Plan of Correction: 1. Front entrance doors have been replaced (2-28-2023)
2. Sprinkler system and fire alarm will be maintained to meet required guidelines (2-28-2023)
3. Windows will be cleaned as needed (3-31-2023)
4. The stucco in front of the building in spots of building will be cleaned as best as possible and touched up with paint (5-31-2023)
5. Ceiling in activity room will be painted so there is no chipped paint (4-30-2023)
6. Stains in carpet in all cottages will be cleaned and wall paint in all cottages will be maintained (5-31-2023)
7. Dining room paint will be maintained and chips will be fixed (5-31-2023)
8. Exterior building brown and orange stains along the bottom will be cleaned and touched up with paint (5-31-2023)
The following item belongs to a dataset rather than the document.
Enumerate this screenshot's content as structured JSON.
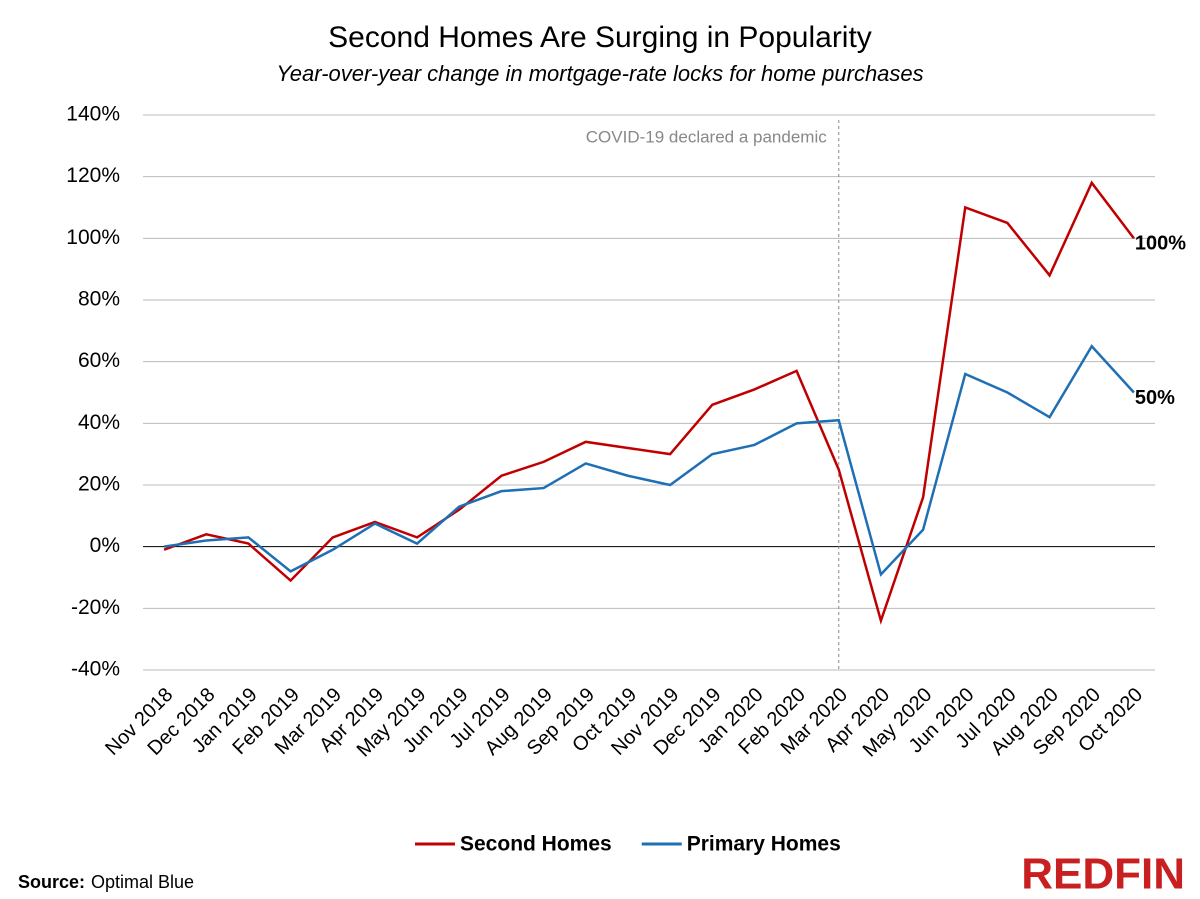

Standard #: 22VAC40-73-950-A
Description: Based on document review and interview, the facility failed to ensure there was documentation of initial contact with the local emergency coordinator to determine the requirements of the standard.

EVIDENCE:

Interview with staff 1 during on-site initial inspection on 12/22/2022 confirmed that there has been no initial contact with the local emergency coordinator to determine local disaster risks, communitywide plans to address different disasters and emergency situations, and assistance, if any, that the local emergency management office will provide to the facility in an emergency.

Plan of Correction: Facility will contact the emergency coordinator to plan and address emergency situations

Standard #: 22VAC40-73-960-A
Description: Based on staff interview, the facility failed to ensure its written plan for fire and emergency evacuation that is to be followed in the event of a fire or other emergency has been approved by the appropriate fire official.

EVIDENCE:

Interview with staff 1 during on-site initial inspection on 12/222/2022 revealed that the facility?s written plan for fire and emergency evacuation has been submitted to the appropriate fire official; however, the aforementioned plan has not yet been approved by the fire official.
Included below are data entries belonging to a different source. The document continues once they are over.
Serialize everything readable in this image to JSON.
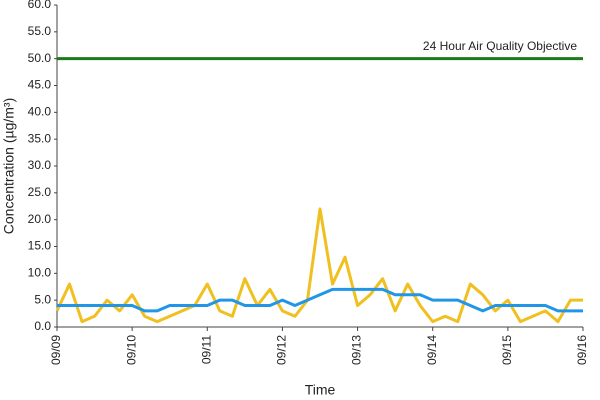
{
  "chart_data": {
    "type": "line",
    "x_label": "Time",
    "y_label": "Concentration (µg/m³)",
    "x": [
      0,
      4,
      8,
      12,
      16,
      20,
      24,
      28,
      32,
      36,
      40,
      44,
      48,
      52,
      56,
      60,
      64,
      68,
      72,
      76,
      80,
      84,
      88,
      92,
      96,
      100,
      104,
      108,
      112,
      116,
      120,
      124,
      128,
      132,
      136,
      140,
      144,
      148,
      152,
      156,
      160,
      164,
      168
    ],
    "series": [
      {
        "color": "#f0c020",
        "values": [
          3,
          8,
          1,
          2,
          5,
          3,
          6,
          2,
          1,
          2,
          3,
          4,
          8,
          3,
          2,
          9,
          4,
          7,
          3,
          2,
          5,
          22,
          8,
          13,
          4,
          6,
          9,
          3,
          8,
          4,
          1,
          2,
          1,
          8,
          6,
          3,
          5,
          1,
          2,
          3,
          1,
          5,
          5
        ]
      },
      {
        "color": "#2196e8",
        "values": [
          4,
          4,
          4,
          4,
          4,
          4,
          4,
          3,
          3,
          4,
          4,
          4,
          4,
          5,
          5,
          4,
          4,
          4,
          5,
          4,
          5,
          6,
          7,
          7,
          7,
          7,
          7,
          6,
          6,
          6,
          5,
          5,
          5,
          4,
          3,
          4,
          4,
          4,
          4,
          4,
          3,
          3,
          3
        ]
      }
    ],
    "objective": {
      "label": "24 Hour Air Quality Objective",
      "value": 50,
      "color": "#1a7a1a"
    },
    "xlim": [
      0,
      168
    ],
    "xticks": [
      {
        "value": 0,
        "label": "09/09"
      },
      {
        "value": 24,
        "label": "09/10"
      },
      {
        "value": 48,
        "label": "09/11"
      },
      {
        "value": 72,
        "label": "09/12"
      },
      {
        "value": 96,
        "label": "09/13"
      },
      {
        "value": 120,
        "label": "09/14"
      },
      {
        "value": 144,
        "label": "09/15"
      },
      {
        "value": 168,
        "label": "09/16"
      }
    ],
    "ylim": [
      0,
      60
    ],
    "yticks": [
      {
        "value": 0,
        "label": "0.0"
      },
      {
        "value": 5,
        "label": "5.0"
      },
      {
        "value": 10,
        "label": "10.0"
      },
      {
        "value": 15,
        "label": "15.0"
      },
      {
        "value": 20,
        "label": "20.0"
      },
      {
        "value": 25,
        "label": "25.0"
      },
      {
        "value": 30,
        "label": "30.0"
      },
      {
        "value": 35,
        "label": "35.0"
      },
      {
        "value": 40,
        "label": "40.0"
      },
      {
        "value": 45,
        "label": "45.0"
      },
      {
        "value": 50,
        "label": "50.0"
      },
      {
        "value": 55,
        "label": "55.0"
      },
      {
        "value": 60,
        "label": "60.0"
      }
    ],
    "grid": false
  }
}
Plan of Correction: Fire and emergency evacuation will be followed and approved by appropriate official.

Disclaimer:
This information is provided by the Virginia Department of Social Services, which neither endorses any facility nor guarantees that the information is complete. It should not be used as the sole source in evaluating and/or selecting a facility.